I would suggest keeping it as std::string or std::vector<char>.

However, if you really insist, Yes! Using an immediately invoking a lambda, this can be done.

std::unique_ptr<char[]> b = [&a]() {
   auto temp(std::make_unique<char[]>(a.size() + 1));
   std::copy(std::begin(a), std::end(a), temp.get());
   return temp;
}(); // invoke the lambda here!

The temp will be move constructed to the b.

(See a Demo)


If the string a will not be used later, you could move it to the std::unique_ptr<char[]>, using std::make_move_iterator.

#include <iterator>  // std::make_move_iterator

std::unique_ptr<char[]> b(std::make_unique<char[]>(a.size() + 1));
std::copy(std::make_move_iterator(std::begin(a)),
   std::make_move_iterator(std::end(a)), b.get());

If that needs to be in one step, pack it to the lambda like above.

JeJo
  • 30,635
  • 6
  • 49
  • 88
  • OK I will not do this, but it is good to know that there isn't an obvious cleaner method. – user3684792 Aug 10 '20 at 11:45
  • @user3684792 Of course, there are better options as others pointed out in the comment. Also if the string is not gonna use for latter, you could move to the `b` too. Maybe I will update with that. – JeJo Aug 10 '20 at 11:47
  • 2
    The lambda should not be `noexcept` since it allocates memory, right? – Quimby Aug 10 '20 at 11:54
  • 1
    The make move iterator is nice, and I will definitely use that – user3684792 Aug 10 '20 at 11:58
  • @Quimby Done. Thanks for pointing out. `noexcept` lambda is a kind of habit of mine. ‍♂️ – JeJo Aug 10 '20 at 11:59
  • 1
    @JeJo No problem, not a bad habit at all. – Quimby Aug 10 '20 at 12:00
  • How will the `move_iterator` help here? Those are `char`s you're moving from, not the `std::string` itself, right? cc @user3684792 – bogdan Aug 10 '20 at 16:04
1

Here's a variation using strdup and a custom deleter.

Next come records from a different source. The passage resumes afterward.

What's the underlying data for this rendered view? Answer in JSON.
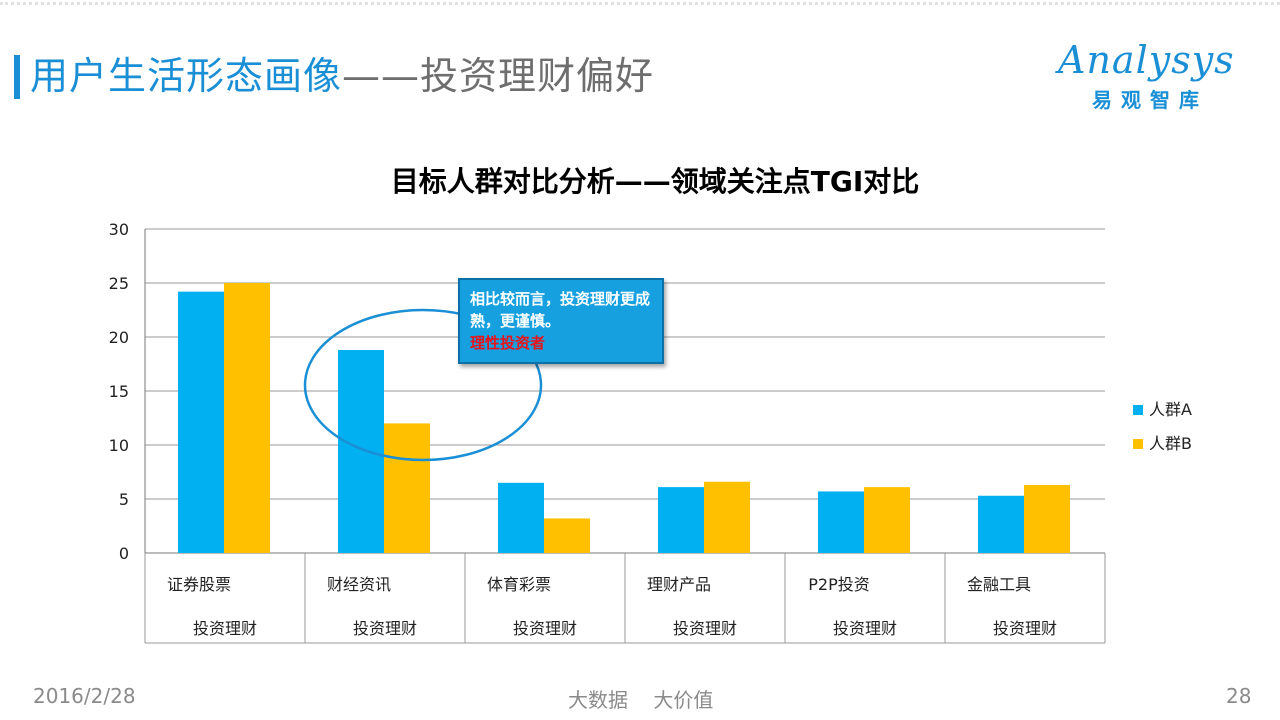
{
  "header": {
    "title_main": "用户生活形态画像",
    "title_sub": "——投资理财偏好"
  },
  "logo": {
    "text": "Analysys",
    "cn": "易观智库"
  },
  "callout": {
    "line1": "相比较而言，投资理财更成熟，更谨慎。",
    "line2": "理性投资者"
  },
  "footer": {
    "date": "2016/2/28",
    "center": "大数据    大价值",
    "page": "28"
  },
  "colors": {
    "accent": "#1a8fd6",
    "series_a": "#00b0f0",
    "series_b": "#ffc000",
    "callout_bg": "#16a0e0",
    "callout_highlight": "#e8141c"
  },
  "chart_data": {
    "type": "bar",
    "title": "目标人群对比分析——领域关注点TGI对比",
    "categories": [
      "证券股票",
      "财经资讯",
      "体育彩票",
      "理财产品",
      "P2P投资",
      "金融工具"
    ],
    "category_group": "投资理财",
    "series": [
      {
        "name": "人群A",
        "color": "#00b0f0",
        "values": [
          24.2,
          18.8,
          6.5,
          6.1,
          5.7,
          5.3
        ]
      },
      {
        "name": "人群B",
        "color": "#ffc000",
        "values": [
          25.0,
          12.0,
          3.2,
          6.6,
          6.1,
          6.3
        ]
      }
    ],
    "yticks": [
      0,
      5,
      10,
      15,
      20,
      25,
      30
    ],
    "ylim": [
      0,
      30
    ],
    "grid": true,
    "legend_position": "right"
  }
}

Note the use of char as first template parameter to std::unique_ptr rather than char[] since strdup will be giving back a char*.

The custom deleter is used to free memory rather than delete it, since strdup will use some flavor of malloc rather than new to allocate memory.

And you certainly don't need to use the typedef (or using, if you prefer) for CustomString here; it's just provided for sake of brevity.

#include <cstdlib>
#include <cstring>
#include <memory>
#include <string>

int main()
{
    // Some reusable utility code for a custom deleter to call 'free' instead of 'delete'.
    struct CustomDeleter
    {
        void operator()(char* const p) const
        {
            free(p);
        }
    };
    typedef std::unique_ptr<char, CustomDeleter> CustomString;

    const std::string a("whatever");
    // "Concise" one step initialization...
    const CustomString b(_strdup(a.c_str()));

    return 0;
}

Not advocating this as an ideal way to do this, but wanted to share as "a way" to do the one step initialization you asked for.

Phil Brubaker
  • 1,257
  • 3
  • 11
  • 14